Her brown hair is tousled and shiny. Her bee-stung lips are in full pout. And she's wearing nothing but a leather bustier and heels. For $3 (U.S.), any presumably dapper GQ reader with an iPhone or iPod Touch can have TV Gossip Girl star Leighton Meester at his fingertips - along with the rest of the December issue of the magazine.

GQ launched its iPhone application in November, the first such attempt by publisher Condé Nast to sell a magazine through Apple Inc.'s popular device. "It's a young male readership. They're very tech-comfortable, they're very aesthetically oriented," says Sarah Chubb, president of Condé Nast Digital.

The app copies the magazine aesthetic. When the user holds the device horizontally, it displays an exact replica of the printed product to flip through - ads included. Because the digital issue is so close to the original, ABC made GQ the first consumer magazine to include digital sales in its rate base (the minimum circulation a magazine guarantees to advertisers).

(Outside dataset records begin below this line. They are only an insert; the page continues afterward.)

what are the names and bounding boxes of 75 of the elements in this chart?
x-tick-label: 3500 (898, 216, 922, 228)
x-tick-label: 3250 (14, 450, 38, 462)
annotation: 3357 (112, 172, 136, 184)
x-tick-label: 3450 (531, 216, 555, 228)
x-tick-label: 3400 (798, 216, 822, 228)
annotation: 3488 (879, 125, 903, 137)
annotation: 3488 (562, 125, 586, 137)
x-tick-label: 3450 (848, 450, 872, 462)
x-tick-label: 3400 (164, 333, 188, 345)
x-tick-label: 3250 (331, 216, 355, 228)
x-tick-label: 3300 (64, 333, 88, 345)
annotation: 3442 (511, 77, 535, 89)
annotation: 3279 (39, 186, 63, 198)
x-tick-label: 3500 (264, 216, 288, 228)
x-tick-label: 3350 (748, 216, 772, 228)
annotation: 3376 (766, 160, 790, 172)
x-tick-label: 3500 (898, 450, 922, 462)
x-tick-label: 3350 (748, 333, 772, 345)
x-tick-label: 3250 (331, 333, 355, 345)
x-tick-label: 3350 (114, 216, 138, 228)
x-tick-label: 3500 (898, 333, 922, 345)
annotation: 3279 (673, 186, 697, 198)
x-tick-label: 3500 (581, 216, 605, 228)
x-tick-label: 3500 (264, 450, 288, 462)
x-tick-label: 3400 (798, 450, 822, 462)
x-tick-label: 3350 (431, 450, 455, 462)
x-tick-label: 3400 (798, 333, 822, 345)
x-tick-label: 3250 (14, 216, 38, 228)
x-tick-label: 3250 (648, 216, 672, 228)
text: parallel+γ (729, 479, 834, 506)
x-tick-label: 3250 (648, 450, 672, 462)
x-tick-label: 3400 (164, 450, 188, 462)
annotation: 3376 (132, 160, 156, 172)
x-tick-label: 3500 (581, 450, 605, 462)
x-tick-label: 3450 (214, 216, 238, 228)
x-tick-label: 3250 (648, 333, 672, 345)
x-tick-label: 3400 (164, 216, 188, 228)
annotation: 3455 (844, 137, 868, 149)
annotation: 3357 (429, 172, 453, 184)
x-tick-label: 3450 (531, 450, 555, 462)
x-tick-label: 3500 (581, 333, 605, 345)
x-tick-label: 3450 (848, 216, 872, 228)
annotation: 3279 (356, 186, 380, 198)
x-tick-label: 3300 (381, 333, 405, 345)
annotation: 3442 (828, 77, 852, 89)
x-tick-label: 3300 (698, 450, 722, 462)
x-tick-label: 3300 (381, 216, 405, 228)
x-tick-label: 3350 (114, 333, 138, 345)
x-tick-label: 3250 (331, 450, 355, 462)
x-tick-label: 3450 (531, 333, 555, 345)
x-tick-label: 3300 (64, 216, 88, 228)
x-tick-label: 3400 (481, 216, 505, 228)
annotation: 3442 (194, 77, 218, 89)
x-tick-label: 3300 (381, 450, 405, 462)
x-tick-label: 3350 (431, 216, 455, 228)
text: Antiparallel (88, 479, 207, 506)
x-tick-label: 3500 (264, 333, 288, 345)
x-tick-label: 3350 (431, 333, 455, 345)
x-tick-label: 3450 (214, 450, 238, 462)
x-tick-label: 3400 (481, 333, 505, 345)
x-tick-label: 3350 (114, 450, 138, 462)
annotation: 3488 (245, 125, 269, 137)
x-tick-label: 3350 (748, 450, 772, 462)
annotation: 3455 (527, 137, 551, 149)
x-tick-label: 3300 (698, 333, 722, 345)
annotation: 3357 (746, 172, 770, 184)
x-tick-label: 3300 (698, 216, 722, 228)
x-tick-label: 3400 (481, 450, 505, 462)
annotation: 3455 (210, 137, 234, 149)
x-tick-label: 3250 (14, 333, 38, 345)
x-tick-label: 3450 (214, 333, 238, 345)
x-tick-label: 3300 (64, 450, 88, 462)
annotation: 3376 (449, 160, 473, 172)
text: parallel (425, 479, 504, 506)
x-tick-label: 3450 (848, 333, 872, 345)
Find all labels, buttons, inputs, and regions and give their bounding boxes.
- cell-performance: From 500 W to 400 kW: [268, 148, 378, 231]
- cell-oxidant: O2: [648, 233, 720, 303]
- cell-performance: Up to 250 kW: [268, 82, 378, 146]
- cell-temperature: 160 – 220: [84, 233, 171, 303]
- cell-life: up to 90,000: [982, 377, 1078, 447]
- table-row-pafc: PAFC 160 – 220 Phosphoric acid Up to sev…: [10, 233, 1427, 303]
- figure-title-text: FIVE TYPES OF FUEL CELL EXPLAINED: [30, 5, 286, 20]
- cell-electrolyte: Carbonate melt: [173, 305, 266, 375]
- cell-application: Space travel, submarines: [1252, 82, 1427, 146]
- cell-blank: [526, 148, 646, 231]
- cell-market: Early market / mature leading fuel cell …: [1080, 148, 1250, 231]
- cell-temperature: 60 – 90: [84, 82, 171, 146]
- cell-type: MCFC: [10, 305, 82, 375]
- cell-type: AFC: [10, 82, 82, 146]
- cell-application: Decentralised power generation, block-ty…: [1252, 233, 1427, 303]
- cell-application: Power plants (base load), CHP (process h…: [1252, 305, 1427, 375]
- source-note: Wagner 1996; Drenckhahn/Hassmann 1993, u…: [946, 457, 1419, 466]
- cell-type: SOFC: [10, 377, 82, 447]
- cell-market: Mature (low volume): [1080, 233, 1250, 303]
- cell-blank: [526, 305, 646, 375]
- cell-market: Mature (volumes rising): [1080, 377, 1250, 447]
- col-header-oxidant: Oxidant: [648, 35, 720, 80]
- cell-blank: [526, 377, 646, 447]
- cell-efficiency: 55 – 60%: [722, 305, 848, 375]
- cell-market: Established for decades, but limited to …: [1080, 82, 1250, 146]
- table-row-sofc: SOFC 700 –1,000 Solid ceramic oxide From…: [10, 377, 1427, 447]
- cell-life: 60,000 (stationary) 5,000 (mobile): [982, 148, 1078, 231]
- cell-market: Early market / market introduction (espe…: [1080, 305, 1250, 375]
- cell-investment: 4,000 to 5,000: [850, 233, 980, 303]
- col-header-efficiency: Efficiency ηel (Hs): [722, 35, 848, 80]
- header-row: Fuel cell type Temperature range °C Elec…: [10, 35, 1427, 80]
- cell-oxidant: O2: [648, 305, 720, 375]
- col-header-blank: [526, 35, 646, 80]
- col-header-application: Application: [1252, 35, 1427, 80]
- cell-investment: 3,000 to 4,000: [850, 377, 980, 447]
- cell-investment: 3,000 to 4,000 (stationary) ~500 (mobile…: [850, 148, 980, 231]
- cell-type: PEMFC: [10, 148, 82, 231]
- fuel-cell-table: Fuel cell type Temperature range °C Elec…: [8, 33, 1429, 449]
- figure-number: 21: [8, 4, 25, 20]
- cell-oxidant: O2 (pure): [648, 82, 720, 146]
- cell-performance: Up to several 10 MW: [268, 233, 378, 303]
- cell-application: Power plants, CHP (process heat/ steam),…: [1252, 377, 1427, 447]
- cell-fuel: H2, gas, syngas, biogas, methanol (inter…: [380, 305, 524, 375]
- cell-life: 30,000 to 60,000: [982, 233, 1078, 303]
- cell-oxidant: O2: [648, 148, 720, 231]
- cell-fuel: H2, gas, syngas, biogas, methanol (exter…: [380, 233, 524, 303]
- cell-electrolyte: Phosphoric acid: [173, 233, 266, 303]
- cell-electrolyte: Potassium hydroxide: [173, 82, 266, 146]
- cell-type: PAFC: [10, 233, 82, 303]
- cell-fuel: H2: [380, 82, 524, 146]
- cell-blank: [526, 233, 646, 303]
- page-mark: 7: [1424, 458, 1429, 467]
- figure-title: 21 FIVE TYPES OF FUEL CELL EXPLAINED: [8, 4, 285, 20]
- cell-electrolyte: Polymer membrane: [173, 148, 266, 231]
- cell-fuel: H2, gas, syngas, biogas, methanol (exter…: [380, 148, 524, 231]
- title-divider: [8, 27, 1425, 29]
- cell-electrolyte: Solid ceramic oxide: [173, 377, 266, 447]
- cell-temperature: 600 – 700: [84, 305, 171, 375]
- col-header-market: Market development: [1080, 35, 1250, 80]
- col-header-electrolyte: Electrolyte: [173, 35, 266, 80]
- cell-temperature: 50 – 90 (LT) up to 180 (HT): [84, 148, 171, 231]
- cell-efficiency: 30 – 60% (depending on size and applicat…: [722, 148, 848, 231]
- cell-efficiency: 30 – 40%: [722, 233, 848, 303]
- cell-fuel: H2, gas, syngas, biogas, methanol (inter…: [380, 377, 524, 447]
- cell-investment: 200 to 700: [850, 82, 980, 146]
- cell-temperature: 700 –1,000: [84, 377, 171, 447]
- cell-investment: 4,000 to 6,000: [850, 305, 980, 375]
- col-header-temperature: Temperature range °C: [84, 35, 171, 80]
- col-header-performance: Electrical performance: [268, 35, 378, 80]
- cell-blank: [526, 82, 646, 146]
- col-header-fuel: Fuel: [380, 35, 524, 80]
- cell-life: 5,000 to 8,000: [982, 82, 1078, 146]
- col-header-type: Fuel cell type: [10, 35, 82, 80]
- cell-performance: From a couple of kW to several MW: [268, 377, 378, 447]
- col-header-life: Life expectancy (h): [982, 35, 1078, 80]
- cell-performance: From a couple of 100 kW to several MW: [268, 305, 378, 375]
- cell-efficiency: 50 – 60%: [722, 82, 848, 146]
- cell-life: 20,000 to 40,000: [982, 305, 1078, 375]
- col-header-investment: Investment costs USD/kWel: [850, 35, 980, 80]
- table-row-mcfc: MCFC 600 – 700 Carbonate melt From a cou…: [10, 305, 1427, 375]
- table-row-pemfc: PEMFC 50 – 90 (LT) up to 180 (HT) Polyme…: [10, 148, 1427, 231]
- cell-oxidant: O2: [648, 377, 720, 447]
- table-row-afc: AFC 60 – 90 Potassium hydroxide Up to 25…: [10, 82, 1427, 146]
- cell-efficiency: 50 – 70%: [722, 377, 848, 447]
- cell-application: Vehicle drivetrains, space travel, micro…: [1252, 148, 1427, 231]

Advertisers can pay extra for digital features, such as a tag the user taps to go to the product website or to watch a video ad. Out of approximately 180 ad pages in the December GQ, more than three-quarters included one of these extras.

Condé Nast's strategy is for broad digital expansion - with one notable exception. Amazon.com Inc's Kindle e-reader, with its white plastic nubbins and its inky screen, is without glamour. That is, without Glamour. That magazine will not appear on the Kindle or the Sony Reader, and neither will any Condé Nast title except the New Yorker.No Details. No Vogue. No Vanity Fair or Wired.

"There's no colour, and there's no advertising. We want to have our magazines replicated." Mr. Wallace wants every title eventually to have a digital version counted in the rate base.

The GQ app gives Condé Nast an Apple-compatible reader; the company also inked a deal with Adobe Systems Inc. to get Wired Magazine ready for tablets that run on Windows, Linux and other programs. Mr. Wallace expects such e-reader tablets to come out by late 2010.

The e-reader offers one option for making the digital magazine pay. Another is a payment site similar to what iTunes did for music that allows readers to buy individual magazines or articles.

Still, many magazines are not counting on a pay model. Instead, they have been aggressive about hiring bloggers and pushing their brands online to drive subscriptions and online advertising.

"Not only do you have to become a daily, you have to become an hourly or a minutely if you're going to get the kind of traffic that's going to make you competitive," says Sarah Fulford, editor-in-chief of Toronto Life. The magazine maintains a local focus online with restaurant listings, shopping tips and neighbourhood guides to attract "a huge amount of traffic," Ms. Fulford said, which has translated into a 23-per-cent rise in online revenue this year.

And even though most magazines say their business is depth and insight, not breaking news, gossip rags use their websites to drive juicy celebrity news between issues. When the Tiger Woods scandal broke, Us Weekly got its hands on the audio of an alleged voice mail Mr. Woods left for a mistress. The content was reported by major news organizations, which helped promote the title and encourage visits to the Us Weekly site.

Magazines are trying to integrate technology, without losing the spirit of what makes them unique - including the heavy emphasis on colour photography and design.

"I don't think any other medium has marshalled the forces of art and design to entice people into the experience and keep them there," Esquire editor David Granger says. "It's missing from any other digital experience ... There's something momentous about magazines."